El cine europeo ha sido fecundo en la reflexión sobre los avatares del colonialismo en Europa, Asia y América; no precisamente sobre una mirada triunfante que cada vez ha sido más y más obsoleta, sino sobre la excavación en unos sentimientos hondos que están arraigados a la culpa, a la grandeza marchita y la melancolía que repta en las almas de quienes se han perdido de la majestuosidad en medio del poder embriagante. De repente, los europeos levantan la vista y se dan cuenta del escenario majestuoso y embriagante que ha pasado fundamentalmente desapercibido antes sus narices. Así sucede por ejemplo en ‘India Song’ (1975), de Marguerite Duras, en donde las noblezas se hacen fantasmales en las ruinas de los palacios. Son los mismos fantasmas con los que se cruza el Capitán Willard en la estancia etérea de franceses en Vietnam, en medio de la selva, en ‘Apocalypse Now’ (1979). En ‘Grand Tour’ (2024), transportado por el vehículo de la trascendente saudade portuguesa, Miguel Gomes nos lleva de viaje por las profundidades más hermosas del Lejano Oriente, deteniéndose en la respiración profunda de la melancolía para contemplar un mundo deslumbrante anclado a una época superviviente a las agitaciones del mundo. En 1917, lejos de la Primera Guerra Mundial en Europa, Edward (Gonçalo Waddington), funcionario del Imperio Británico instalado en Birmania, huye de la ciudad de Rangún, donde está por llegar Molly (Crista Alfaiate), su prometida, para finalmente casarse. El escape de Edward no está marcado por el pánico o la cobardía especialmente, sino por una melancolía profunda (la saudade), que le permite contemplar lo que nunca antes había contemplado. Por su parte, Molly tampoco asume el desplante con ira o con dolor, sino con el empeño juguetón de asumir el reto de seguir a su prometido en la aventura a través de Asia, confrontando su alegría vigorosa con el mundo apabullante y demoledoramente hermoso que se abrirá frente a ella.
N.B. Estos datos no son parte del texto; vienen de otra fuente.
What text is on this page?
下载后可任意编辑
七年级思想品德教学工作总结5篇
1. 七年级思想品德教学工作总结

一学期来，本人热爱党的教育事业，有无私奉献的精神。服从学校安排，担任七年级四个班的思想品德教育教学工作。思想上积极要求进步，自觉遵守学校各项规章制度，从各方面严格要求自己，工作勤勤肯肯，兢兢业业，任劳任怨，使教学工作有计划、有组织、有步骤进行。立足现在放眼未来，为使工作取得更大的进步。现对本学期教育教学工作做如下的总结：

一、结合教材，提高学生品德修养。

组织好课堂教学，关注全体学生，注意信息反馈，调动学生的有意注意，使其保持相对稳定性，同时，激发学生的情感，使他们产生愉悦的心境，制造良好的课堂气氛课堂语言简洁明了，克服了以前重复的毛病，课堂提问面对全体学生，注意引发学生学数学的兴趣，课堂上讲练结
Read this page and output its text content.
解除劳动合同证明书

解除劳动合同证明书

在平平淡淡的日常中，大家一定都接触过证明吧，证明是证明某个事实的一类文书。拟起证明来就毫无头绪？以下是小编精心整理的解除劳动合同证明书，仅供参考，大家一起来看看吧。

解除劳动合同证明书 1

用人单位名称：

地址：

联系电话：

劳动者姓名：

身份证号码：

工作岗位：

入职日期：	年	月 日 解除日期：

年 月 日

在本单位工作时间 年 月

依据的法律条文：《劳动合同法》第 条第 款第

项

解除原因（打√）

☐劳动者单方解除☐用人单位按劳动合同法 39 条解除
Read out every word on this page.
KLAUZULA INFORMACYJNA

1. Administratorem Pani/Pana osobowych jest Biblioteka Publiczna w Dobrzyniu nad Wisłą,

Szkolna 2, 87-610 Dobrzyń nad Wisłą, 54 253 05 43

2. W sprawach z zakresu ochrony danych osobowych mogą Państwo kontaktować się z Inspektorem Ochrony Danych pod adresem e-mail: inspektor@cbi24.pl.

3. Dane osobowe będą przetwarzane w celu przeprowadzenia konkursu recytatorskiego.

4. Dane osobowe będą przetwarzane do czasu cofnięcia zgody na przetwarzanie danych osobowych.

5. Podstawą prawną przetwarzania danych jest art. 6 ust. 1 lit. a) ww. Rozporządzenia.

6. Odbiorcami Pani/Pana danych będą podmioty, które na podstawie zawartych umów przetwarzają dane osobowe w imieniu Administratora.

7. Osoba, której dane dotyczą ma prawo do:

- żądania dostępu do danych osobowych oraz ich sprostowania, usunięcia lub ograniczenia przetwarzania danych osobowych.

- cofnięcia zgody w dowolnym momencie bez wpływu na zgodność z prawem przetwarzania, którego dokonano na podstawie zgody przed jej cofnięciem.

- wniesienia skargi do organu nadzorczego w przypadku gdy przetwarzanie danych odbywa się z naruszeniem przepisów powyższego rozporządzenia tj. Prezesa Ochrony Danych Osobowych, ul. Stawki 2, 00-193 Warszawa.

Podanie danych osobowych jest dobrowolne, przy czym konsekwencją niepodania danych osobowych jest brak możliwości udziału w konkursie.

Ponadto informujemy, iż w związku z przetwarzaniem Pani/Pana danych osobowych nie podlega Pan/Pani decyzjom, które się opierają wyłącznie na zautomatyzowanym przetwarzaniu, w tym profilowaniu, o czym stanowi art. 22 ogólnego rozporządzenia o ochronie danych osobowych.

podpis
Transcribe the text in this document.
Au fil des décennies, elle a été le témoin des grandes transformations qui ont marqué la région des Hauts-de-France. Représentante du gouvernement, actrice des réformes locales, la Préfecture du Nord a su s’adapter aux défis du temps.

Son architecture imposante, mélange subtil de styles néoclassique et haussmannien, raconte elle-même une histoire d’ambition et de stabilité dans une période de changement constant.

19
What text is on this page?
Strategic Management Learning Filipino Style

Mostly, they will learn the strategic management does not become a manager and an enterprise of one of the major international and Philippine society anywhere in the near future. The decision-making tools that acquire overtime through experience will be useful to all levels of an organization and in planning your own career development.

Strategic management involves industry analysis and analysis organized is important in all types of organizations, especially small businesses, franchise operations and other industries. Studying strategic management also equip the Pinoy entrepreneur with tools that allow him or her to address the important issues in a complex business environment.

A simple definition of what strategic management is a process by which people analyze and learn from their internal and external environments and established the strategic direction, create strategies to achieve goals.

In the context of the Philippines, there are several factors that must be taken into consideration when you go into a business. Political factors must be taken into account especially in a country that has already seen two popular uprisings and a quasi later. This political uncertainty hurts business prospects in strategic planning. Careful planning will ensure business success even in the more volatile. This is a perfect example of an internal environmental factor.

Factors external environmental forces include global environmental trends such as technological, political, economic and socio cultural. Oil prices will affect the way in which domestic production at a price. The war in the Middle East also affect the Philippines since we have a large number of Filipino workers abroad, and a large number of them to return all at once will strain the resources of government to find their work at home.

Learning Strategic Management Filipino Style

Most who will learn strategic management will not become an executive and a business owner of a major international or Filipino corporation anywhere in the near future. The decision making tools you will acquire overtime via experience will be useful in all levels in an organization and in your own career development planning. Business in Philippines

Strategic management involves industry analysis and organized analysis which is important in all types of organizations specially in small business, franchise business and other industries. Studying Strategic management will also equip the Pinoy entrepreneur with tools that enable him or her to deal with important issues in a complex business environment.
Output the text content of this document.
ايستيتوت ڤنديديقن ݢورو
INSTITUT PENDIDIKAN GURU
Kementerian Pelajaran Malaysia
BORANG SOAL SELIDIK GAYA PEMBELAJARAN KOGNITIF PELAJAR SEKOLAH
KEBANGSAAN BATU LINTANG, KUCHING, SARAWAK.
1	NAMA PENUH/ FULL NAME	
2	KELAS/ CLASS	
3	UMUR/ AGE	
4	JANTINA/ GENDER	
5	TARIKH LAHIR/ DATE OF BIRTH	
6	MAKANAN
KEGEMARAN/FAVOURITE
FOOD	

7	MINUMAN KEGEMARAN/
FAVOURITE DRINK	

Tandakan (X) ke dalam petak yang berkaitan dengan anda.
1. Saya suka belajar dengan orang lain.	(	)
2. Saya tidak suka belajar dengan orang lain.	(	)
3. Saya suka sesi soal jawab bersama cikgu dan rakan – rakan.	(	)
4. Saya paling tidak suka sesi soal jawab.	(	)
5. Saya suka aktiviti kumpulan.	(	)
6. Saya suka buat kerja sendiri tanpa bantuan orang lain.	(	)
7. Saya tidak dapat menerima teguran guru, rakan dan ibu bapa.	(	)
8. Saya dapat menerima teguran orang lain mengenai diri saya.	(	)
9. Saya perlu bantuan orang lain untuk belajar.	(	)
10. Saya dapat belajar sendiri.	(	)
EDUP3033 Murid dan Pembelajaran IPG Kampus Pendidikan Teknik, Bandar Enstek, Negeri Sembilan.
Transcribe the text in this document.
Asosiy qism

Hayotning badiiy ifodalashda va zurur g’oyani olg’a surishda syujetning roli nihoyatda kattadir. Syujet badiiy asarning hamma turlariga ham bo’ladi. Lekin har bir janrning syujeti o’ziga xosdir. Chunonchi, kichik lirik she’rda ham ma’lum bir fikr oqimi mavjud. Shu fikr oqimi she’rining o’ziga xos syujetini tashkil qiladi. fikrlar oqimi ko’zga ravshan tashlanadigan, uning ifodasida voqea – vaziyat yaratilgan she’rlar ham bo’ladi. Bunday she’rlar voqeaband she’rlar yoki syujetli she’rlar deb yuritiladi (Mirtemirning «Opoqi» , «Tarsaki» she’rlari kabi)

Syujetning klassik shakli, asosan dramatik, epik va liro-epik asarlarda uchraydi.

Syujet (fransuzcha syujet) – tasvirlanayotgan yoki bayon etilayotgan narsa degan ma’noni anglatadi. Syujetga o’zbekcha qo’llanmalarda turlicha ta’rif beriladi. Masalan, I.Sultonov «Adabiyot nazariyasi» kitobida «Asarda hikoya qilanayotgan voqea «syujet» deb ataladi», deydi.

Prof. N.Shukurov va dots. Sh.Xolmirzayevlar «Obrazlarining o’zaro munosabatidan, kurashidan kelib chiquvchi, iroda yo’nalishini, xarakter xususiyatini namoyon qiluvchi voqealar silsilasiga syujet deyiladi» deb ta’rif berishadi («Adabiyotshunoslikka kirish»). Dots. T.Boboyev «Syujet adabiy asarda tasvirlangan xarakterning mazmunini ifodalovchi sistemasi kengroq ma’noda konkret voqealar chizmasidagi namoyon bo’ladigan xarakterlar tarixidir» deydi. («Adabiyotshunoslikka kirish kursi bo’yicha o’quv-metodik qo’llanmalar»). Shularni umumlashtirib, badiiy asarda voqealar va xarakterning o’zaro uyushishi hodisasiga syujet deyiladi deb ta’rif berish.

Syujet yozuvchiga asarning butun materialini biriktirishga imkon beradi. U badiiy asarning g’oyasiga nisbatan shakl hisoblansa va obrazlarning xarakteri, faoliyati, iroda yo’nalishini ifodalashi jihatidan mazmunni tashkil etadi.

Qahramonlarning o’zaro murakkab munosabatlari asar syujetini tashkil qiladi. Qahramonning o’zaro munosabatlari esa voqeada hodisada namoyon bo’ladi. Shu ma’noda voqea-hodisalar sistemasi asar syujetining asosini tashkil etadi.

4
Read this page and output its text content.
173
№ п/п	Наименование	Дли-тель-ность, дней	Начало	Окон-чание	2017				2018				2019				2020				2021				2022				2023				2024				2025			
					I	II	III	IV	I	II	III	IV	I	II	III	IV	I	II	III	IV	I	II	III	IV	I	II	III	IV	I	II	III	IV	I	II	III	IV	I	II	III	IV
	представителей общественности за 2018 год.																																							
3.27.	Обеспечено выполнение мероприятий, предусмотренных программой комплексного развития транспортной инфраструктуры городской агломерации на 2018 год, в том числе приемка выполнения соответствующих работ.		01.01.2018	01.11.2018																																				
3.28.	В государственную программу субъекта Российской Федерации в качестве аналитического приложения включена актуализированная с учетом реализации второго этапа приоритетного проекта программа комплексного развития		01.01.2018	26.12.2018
Por la premisa misma, la película está dividida en dos partes. En la primera parte, se trata de la travesía de Edward, en una huida profunda, llena de silencios y de contemplación frente a una gran cantidad de escenarios vívidos, en los que existe un mundo antiguo en el que las circunstancias de Edward no pueden alterar ningún detalle mínimo. Se trata del portugués arraigado en la colonización que apenas puede contener el aliento y las lágrimas frente a un mundo que se ha conquistado a sí mismo en la inmensidad de su propio pasado y su propia cultura en términos generales. Entonces lo que naturalmente sucede es que avanza progresivamente en un encantamiento irreversible, proveniente de un fondo místico que lo absorbe incluso con la propia naturaleza. Gomes se fundamente en la mirada occidental de las grandes aventuras, pero aquí no busca jamás incidir en reconvertir esos espacios sagrados, incluso en la misma cotidianidad sagrada, sino que es poseído por una inmensidad frente a la cual solamente queda dejarse caer.
En cuanto a Molly, el inmenso impulso vital que la caracteriza la lleva una y otra vez a liberar escenarios intensos casi surrealistas, en los que otros viajeros como ella explotan continuamente a su alrededor, ante la imposibilidad de imponerse a la maravilla misma del contexto. Es un tiempo hipnótico constante, en el que Gomes continuamente le da espacio a la mirada de sus personajes y la acerca lo más posible a la mirada misma del espectador. Es un espacio en el que los límites de la muerte no son los que trazan los márgenes, lo que queda apenas es habitar, existir, entregarse sin resistencia a una conciencia diferente, a la que está más allá de lo que se conoce extendidamente como la vida humana.